Tuesday, October 14, 2014

Listening to Prestige Records Part 41: Sonny Stitt - Gene Ammons



Prestige must have gotten a lot of jukebox play out of Sonny Stitt and Gene Ammons to keep bringing them back into the studio, and why not? They had the bebop chops, and they had the popular touch. Nowadays, bebop and its offspring are mainstream jazz, the sounds we know and love. Back then, it was still new, still controversial, still associated with shades and berets and goatees and jokes about the square who walks up to a hipster and says "Can you tell me how to get to Carnegie Hall?" It was right around this time that Nancy,as she washed the dishes, was muttering to herself that Sluggo was driving her crazy listening to beep-bop. Just then, she dropped a huge armload of dishes on the floor, and Sluggo called out from the next room, "Hey! Play some more of that beep-bop!"

 So you had to be hip to love beep-bop, but maybe you needed a little help, too, and these guys were as hip as they come, and as good as they come, but also user-friendly. Stitt started out the end of January with his quartet, cutting three tunes, then joined Ammons and the septet for three more. He was back the next day with the quartet (Teddy Stewart replacing Blakey on drums). The first quarter session featured three ballads, one slow ("Can't We Be Friends?") and two medium tempo. "Liza" utilizes the upper register of the tenor sax,* "Friends" the middle, and "Can't Be Love" the lower register.

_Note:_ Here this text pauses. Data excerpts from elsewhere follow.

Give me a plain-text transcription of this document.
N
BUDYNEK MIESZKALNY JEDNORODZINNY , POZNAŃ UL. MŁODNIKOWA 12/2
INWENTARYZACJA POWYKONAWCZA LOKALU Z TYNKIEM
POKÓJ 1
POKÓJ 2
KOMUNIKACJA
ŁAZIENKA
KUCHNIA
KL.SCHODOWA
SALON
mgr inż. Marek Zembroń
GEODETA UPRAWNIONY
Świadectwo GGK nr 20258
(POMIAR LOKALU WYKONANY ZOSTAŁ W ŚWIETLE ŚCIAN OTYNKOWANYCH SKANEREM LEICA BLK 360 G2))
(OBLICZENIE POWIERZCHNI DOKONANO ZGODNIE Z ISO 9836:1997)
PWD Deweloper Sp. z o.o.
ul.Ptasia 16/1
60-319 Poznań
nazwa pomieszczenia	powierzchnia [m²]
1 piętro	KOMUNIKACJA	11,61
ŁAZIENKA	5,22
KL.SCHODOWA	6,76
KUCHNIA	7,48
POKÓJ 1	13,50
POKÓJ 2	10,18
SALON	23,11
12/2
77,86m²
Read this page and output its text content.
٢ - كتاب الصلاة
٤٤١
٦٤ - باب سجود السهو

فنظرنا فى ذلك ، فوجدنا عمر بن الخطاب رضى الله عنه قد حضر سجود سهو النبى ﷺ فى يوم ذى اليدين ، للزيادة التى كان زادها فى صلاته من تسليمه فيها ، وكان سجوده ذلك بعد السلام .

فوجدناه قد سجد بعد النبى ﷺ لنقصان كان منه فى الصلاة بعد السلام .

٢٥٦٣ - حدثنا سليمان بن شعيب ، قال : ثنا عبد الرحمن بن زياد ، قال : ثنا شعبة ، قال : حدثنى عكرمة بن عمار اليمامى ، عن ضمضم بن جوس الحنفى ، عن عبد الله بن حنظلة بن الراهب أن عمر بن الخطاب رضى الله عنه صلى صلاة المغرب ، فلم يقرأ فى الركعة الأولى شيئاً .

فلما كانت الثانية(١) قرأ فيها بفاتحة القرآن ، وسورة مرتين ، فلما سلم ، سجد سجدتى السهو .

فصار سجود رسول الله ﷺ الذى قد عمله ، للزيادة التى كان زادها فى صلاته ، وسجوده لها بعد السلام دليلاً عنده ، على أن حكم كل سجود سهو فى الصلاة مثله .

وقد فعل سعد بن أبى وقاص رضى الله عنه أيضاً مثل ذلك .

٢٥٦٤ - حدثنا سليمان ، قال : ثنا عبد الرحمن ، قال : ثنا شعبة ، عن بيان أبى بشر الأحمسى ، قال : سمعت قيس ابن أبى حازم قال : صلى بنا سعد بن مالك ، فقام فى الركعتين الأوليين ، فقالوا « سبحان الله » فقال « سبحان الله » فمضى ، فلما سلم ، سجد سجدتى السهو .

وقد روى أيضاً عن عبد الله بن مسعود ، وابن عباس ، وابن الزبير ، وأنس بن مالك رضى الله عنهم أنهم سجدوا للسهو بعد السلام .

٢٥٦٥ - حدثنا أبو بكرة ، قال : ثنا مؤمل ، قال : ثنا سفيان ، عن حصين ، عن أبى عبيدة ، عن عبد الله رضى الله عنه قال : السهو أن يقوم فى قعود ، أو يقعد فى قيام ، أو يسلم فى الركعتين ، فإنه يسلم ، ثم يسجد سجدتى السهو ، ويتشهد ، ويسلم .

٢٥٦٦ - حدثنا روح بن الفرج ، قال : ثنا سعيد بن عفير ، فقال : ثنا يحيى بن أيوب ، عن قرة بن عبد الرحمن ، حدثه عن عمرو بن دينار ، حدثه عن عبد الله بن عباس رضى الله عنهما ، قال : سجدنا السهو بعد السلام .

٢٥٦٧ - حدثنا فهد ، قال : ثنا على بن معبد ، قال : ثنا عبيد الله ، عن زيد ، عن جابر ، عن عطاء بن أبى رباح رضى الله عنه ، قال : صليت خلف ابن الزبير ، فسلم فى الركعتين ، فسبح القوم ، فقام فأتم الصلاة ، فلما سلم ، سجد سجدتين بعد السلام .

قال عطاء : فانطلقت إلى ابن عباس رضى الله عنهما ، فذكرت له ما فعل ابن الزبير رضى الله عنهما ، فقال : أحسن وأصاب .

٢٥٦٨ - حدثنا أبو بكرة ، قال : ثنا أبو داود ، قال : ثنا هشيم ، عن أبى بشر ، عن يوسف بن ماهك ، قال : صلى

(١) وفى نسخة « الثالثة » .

All are beautiful. "Can't We Be Friends," a 1929 song by Paul James and Kay Swift, is an especially beautiful melody. Kay Swift was the first woman ever to write the entire score for a Broadway musical. She was George Gershwin's protege and lover, and after his death she was chosen to complete and arrange some of his unpublished works. She also composed music for George Balanchine's first American ballet.. The lyrics to "Can't We Be Friends" were written by her husband, James Warburg, using a pseudonym so as not to embarrass his very proper banking family, and they contain one of my favorite unintentionally risque lyrics: "I thought I'd found a girl I could trust...what a bust..."

But the rich, deep tones of Stitt's saxophone on "This Can't Be Love" may the the best of a very good lot.

The second session that day, the septet session, adds weight to the speculation that these were jukebox favorites. You don't release "New Up and Down Blues" so soon after "Up and Down Blues" unless you've gotten some solid play on the first one.

The septet is essentially the same. The one new face is Chippy Outcalt on trombone, another guy about whom I can find out nothing except that he also did a stint in Dizzy Gillespie's big band. And again, goes to show that there have always been a hell of a lot of good musicians in New York who don't make the record dates, and aren't well known, but other musicians know them, and know they can call on them in a pinch. When I lived in Manhattan in the '70s, I would often walk home down Broadway from the upper West Side to my apartment on East 23rd Street, and when I passed through Times Square at two in the morning, there was always a guy playing saxophone under the marquee of of the movie theaters -- always the same one, though I forget now which one it was. And I would always stop and listen, because he was that good. And if one waited there long enough, musicians from the Broadway shows or the supper clubs or wherever there were paying gigs would stop on their way home to jam with him, because he was that good.

Larry Townsend is back on vocals again, so there must still have been a demand on the jukeboxes for Mr. B. acolytes. He's not bad, although it's a style that hasn't lasted, and he's singing two songs that didn't quite become standards. If "The Thrill of Your Kiss" was recorded by anyone else, I can't find it. The song was written by Richard Carpenter -- not the 60s songwriter with the sister, but, according to the jazz blog Jazz Portraits, " the OTHER Richard Carpenter, a noted jazz shyster, who according to James Gavin, ripped off Chet Baker so badly that Chet literally wanted to kill the man."

The next day's session is Stitt with quartet again, this time with Teddy Stewart on drums, redoing "This Can't Be Love," and one other tune. I only knew ".P.S. I Love You" from the syrupy Jimmy  Sacca and the Hilltoppers version from the mid-50s, and I confess I couldn't imagine it as the basis for a great jazz improvisation. Stitt proves me wrong.

Oddly, no luck with these on YouTube, although they have a lot of Stitt. You can find all these selections on Spotify. All of these were released on 78 by Prestige, some with songs from different sessions on the flip sides.As near as I can make out, there were two alternate pressings of Prestige 831, each using a different version of "This Can't Be Love." I have no idea which one I was listening to.

* Hold everything. The Jazzdisco information on this session may have been wrong. Ebay has the 78
of "Liza" for sale, and it's possible that the upper register of the tenor sax was in fact an alto sax -- that's the information on the label of the 78, which also lists Teddy Stewart as the drummer. On the other hand, the label from Prestige 739, also offered for sale on Ebay, has Stitt listed as playing alto on "Can't We Be Friends," where he's certainly playing tenor -- and it misspells Charles Bateman's name, so maybe there was some carelessness on the part of whoever designed the labels for Prestige.